Bobby Joe Long was an only child raised by his mother, an attractive woman who was a waitress who lived on the edge of poverty after divorcing her husband. Until he was twelve, Long and his mother shared the same bed in a series of hotel rooms she rented. As reported in Serial Killers: The Growing Menace, by Joel Norris, she said, “We just didn’t have the money for two bedrooms.” However, she also said that she never undressed in front of him or in other ways acted improperly.
When she got finished with her waitressing jobs, she would go out on dates rather than stay home with her son, whom she had neighbors watch. Bobby Joe apparently went into rages over his mother’s lack of concern or caring for him. Her work and dating schedule also angered him in terms of the times she would come home: five or six in the morning, when Bobby Joe would be getting ready for school. They spent almost no time together.

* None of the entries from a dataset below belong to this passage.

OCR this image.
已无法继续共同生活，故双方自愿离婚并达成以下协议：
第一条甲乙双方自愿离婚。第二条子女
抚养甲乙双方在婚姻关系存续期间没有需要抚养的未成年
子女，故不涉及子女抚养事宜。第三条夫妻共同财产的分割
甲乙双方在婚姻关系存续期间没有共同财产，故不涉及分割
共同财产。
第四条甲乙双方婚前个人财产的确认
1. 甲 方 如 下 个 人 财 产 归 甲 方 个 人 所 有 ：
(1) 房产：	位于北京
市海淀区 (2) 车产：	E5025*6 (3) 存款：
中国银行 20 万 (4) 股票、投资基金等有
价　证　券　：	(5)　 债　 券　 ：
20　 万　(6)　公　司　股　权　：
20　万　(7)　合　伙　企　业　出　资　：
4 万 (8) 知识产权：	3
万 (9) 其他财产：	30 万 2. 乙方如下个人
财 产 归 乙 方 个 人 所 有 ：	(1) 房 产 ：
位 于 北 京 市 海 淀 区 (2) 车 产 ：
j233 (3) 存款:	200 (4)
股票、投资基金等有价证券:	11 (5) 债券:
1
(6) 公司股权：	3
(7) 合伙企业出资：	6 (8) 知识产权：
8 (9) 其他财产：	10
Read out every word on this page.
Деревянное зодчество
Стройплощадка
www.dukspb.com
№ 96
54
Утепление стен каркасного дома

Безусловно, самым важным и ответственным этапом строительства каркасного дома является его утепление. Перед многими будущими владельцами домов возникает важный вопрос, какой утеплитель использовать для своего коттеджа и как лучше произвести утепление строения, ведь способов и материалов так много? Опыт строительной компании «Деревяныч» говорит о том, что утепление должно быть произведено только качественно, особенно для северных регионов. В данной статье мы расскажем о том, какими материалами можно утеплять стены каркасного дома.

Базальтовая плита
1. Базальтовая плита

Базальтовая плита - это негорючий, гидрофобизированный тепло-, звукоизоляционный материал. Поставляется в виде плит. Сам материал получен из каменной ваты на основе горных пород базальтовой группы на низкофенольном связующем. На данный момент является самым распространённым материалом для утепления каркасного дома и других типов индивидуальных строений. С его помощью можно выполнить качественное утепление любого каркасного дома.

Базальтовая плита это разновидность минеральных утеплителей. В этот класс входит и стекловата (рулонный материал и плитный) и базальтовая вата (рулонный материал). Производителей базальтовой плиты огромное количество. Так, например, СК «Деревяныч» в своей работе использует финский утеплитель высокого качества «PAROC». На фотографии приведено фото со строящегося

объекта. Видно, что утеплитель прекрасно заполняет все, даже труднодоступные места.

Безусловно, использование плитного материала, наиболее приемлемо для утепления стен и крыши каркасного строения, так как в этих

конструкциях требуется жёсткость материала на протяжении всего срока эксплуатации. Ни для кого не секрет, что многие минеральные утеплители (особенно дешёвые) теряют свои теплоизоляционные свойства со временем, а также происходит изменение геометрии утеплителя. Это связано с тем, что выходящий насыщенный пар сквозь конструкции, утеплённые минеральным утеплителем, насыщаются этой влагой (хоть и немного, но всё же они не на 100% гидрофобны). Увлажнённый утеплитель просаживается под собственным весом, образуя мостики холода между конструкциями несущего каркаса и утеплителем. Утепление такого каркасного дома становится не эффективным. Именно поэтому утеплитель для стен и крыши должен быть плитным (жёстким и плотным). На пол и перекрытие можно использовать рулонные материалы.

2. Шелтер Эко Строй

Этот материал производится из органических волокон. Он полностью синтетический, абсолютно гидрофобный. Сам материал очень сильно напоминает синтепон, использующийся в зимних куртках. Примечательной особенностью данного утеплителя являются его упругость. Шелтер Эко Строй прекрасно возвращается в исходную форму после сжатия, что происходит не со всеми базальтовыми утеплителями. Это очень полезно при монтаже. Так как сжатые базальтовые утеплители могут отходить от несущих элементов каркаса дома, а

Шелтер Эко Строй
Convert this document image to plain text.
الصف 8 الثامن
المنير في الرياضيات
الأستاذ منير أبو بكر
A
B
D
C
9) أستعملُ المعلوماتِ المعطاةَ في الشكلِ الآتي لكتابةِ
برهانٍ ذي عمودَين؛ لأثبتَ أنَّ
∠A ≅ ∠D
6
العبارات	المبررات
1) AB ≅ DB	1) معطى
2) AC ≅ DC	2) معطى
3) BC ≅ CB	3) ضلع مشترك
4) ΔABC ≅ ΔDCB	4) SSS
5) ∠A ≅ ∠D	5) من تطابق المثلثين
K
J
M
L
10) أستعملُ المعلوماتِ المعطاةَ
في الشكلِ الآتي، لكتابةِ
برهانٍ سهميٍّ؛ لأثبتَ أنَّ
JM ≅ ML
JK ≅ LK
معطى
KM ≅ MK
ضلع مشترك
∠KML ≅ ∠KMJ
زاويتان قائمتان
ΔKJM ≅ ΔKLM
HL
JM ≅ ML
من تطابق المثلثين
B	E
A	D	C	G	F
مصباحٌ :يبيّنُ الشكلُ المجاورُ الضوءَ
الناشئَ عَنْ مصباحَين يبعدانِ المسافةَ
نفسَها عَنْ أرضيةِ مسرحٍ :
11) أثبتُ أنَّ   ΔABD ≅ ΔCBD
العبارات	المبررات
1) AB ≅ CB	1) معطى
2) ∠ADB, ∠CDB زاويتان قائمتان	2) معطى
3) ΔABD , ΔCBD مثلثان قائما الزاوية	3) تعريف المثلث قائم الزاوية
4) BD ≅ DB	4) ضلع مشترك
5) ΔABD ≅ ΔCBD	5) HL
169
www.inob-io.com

As mentioned earlier, when Long was twelve, he stopped sleeping with his mother. But whatever damage there was had already been done. Perhaps sleeping with a grown woman diminished the young boy. Indeed, in studies conducted with serial killers, psychiatrists have found that the most savage are those who feel sexually diminished by women. Feelings of shame also might have been a factor. Such feelings coupled with the terror and rage he felt over his mother neglecting him may have made for a murderous combination.